The wavelength is 3.08 x 10^-4 m, or 0.308 mm. Using wavelength = speed divided by frequency, wavelength = 1540 m/s divided by 5.0 x 10^6 Hz. - 7
Higher-frequency ultrasound can produce more detailed images but does not travel as deeply into the body. Explain this tradeoff.
Higher-frequency ultrasound has a shorter wavelength, which improves resolution and makes smaller details easier to detect. However, higher-frequency sound is absorbed and scattered more strongly, so it loses energy faster and cannot image as deeply. - 8
Match each imaging method to the main type of wave or field it uses: X-ray, ultrasound, and MRI.
X-ray imaging uses high-energy electromagnetic waves called X-rays. Ultrasound imaging uses high-frequency sound waves. MRI uses strong magnetic fields and radio-frequency electromagnetic waves. - 9
A radiologist uses contrast material during an X-ray or CT scan. Explain what contrast material does in terms of image formation.
Think about increasing the difference between nearby tissues.
Contrast material changes how strongly certain body regions absorb X-rays. This makes blood vessels, organs, or other structures stand out more clearly from surrounding tissue on the image. - 10
In ultrasound imaging, a strong echo occurs at a boundary between two materials with very different acoustic properties. Give an example of a boundary that would create a strong echo and explain why.
A boundary between soft tissue and bone can create a strong echo because bone and soft tissue have very different acoustic properties. Much of the ultrasound wave is reflected instead of passing smoothly through. - 11
Why must patients remove metal objects before an MRI scan?
Consider both force on metal and image quality.
Patients must remove metal objects because MRI machines use very strong magnetic fields. Magnetic objects can be pulled toward the scanner, heat up, distort the image, or create safety risks. - 12
An X-ray image shows high contrast between bone and lung tissue. Explain why lung tissue often appears darker than many other body tissues.
Lung tissue often appears darker because it contains a lot of air, which absorbs very few X-rays. More X-rays pass through the lungs and reach the detector, creating a darker region on many X-ray images. - 13
Rank X-rays, visible light, and radio waves from lowest photon energy to highest photon energy. Explain using frequency.
Use the relationship E = hf.
The order from lowest photon energy to highest photon energy is radio waves, visible light, and X-rays.

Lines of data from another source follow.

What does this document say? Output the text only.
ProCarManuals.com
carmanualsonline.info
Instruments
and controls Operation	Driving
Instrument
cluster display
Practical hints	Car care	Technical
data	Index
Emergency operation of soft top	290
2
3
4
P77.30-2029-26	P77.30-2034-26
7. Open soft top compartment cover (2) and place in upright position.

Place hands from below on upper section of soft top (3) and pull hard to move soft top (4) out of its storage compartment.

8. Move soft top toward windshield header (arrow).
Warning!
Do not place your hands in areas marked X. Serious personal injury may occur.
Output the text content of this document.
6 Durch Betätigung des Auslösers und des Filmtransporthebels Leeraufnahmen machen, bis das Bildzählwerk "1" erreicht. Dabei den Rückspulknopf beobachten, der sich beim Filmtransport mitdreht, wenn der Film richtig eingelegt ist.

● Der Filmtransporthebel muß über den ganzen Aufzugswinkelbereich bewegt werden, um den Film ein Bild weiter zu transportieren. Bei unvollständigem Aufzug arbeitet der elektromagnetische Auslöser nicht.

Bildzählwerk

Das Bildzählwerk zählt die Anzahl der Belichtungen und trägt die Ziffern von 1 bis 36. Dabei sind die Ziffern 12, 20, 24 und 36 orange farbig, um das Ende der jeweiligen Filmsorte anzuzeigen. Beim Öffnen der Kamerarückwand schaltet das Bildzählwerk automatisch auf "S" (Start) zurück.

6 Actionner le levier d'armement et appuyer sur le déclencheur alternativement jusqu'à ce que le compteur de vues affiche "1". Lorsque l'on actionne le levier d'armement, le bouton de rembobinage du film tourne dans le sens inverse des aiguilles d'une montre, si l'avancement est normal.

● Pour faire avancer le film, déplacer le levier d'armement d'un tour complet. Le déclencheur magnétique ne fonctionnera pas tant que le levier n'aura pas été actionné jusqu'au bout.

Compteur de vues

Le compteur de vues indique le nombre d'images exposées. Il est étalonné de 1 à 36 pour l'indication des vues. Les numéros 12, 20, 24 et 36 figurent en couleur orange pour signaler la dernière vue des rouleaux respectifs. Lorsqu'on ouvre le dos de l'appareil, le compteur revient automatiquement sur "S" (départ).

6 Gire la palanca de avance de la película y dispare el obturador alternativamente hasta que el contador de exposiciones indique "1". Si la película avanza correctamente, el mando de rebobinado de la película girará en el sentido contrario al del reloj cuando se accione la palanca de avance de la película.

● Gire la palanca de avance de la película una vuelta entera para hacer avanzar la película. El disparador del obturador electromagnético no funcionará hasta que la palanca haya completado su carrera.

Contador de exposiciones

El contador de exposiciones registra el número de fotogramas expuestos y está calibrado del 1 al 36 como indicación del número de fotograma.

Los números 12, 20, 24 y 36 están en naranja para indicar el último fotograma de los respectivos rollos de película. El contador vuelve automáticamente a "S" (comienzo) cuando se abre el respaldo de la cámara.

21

Photon energy increases as frequency increases, and X-rays have much higher frequencies than visible light or radio waves. - 14
A patient asks why repeated X-ray scans are limited when possible, but ultrasound exams do not have the same radiation concern. Write a physics-based explanation.
Repeated X-ray scans are limited because X-rays are ionizing radiation, meaning they can remove electrons from atoms and potentially damage cells or DNA. Ultrasound uses mechanical sound waves, which are non-ionizing, so it does not carry the same radiation risk. - 15
Compare the best use of X-ray, ultrasound, and MRI for imaging the body. Give one example of a situation where each method is useful.
Think about what each method shows well and what safety limits it has.
X-rays are useful for viewing dense structures such as broken bones. Ultrasound is useful for real-time imaging of soft tissue motion, such as fetal imaging or heart valve motion. MRI is useful for detailed images of soft tissues, such as the brain, spinal cord, ligaments, or organs.